Let the arc AC of a circle subtend a right angle at the centre O. If the point B on the arc AC, divides the arc AC such that $\frac{\text{length of arc AB}}{\text{length of arc BC}} = \frac{1}{5}$ and $\vec{OC} = \alpha \vec{OA} + \beta \vec{OB}$, then $\alpha + \sqrt{2}(\sqrt{3}-1)\beta$ is equal to
- (1) $2-\sqrt{3}$
- (2) $2\sqrt{3}$
- (3) $5\sqrt{3}$
- (4) $2+\sqrt{3}$
Solution:
Let $|\vec{OA}| = |\vec{OB}| = |\vec{OC}| = R$.
Angle $\angle AOC = 90^\circ$. Given arc ratio $1:5 \implies \angle AOB = 15^\circ$ and $\angle BOC = 75^\circ$.
Given equation: $\vec{c} = \alpha \vec{a} + \beta \vec{b}$.

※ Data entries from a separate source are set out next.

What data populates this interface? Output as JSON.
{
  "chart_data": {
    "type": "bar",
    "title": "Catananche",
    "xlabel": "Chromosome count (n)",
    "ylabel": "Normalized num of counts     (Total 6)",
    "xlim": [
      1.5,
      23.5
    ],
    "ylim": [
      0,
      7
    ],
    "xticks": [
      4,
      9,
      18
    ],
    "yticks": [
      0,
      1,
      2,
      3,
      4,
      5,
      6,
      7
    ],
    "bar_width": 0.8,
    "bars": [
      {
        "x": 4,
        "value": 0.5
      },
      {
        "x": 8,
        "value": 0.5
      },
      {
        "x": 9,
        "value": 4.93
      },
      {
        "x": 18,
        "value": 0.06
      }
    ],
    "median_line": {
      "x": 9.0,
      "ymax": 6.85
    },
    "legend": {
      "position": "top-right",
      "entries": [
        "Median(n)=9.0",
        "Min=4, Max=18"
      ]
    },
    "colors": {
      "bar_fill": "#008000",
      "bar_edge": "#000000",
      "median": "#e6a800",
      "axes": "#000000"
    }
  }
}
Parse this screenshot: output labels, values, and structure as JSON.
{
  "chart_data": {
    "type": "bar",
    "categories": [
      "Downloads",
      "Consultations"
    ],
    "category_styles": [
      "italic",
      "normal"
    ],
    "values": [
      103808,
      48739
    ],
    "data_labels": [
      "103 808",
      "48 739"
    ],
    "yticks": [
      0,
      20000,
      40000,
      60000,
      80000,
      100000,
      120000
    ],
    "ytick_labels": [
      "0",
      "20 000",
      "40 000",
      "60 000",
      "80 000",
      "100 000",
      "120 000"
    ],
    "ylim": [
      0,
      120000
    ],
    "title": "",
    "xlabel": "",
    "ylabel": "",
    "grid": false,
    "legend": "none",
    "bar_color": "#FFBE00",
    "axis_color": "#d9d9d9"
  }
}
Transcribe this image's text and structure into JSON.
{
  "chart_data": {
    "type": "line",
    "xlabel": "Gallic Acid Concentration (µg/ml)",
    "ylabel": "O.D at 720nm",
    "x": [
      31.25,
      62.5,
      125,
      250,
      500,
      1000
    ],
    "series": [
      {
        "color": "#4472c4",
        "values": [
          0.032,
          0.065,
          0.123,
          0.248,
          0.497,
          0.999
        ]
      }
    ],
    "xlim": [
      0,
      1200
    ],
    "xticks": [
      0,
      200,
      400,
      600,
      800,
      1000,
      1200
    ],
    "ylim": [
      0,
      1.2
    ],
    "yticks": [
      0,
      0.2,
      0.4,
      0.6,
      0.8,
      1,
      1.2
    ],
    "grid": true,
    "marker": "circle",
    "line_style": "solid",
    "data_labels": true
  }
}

Taking dot product with $\vec{a}$:
$$\vec{a}\cdot\vec{c} = \alpha |\vec{a}|^2 + \beta \vec{a}\cdot\vec{b}$$
$$0 = \alpha R^2 + \beta R^2 \cos 15^\circ \implies \alpha = -\beta \cos 15^\circ$$
Taking dot product with $\vec{b}$:
$$\vec{b}\cdot\vec{c} = \alpha \vec{a}\cdot\vec{b} + \beta |\vec{b}|^2$$
$$R^2 \cos 75^\circ = \alpha R^2 \cos 15^\circ + \beta R^2$$
Substitute $\alpha = -\beta \cos 15^\circ$:
$$\sin 15^\circ = (-\beta \cos 15^\circ)\cos 15^\circ + \beta$$
$$\sin 15^\circ = \beta (1 – \cos^2 15^\circ) = \beta \sin^2 15^\circ$$
$$\therefore \beta = \frac{1}{\sin 15^\circ} = \frac{2\sqrt{2}}{\sqrt{3}-1}$$
Then, $\alpha = -\frac{\cos 15^\circ}{\sin 15^\circ} = -\cot 15^\circ = -(2+\sqrt{3})$.
Required Value:
$$\alpha + \sqrt{2}(\sqrt{3}-1)\beta = -(2+\sqrt{3}) + \sqrt{2}(\sqrt{3}-1) \cdot \frac{2\sqrt{2}}{\sqrt{3}-1}$$
$$= -2-\sqrt{3} + 4 = 2-\sqrt{3}$$
Ans.(1)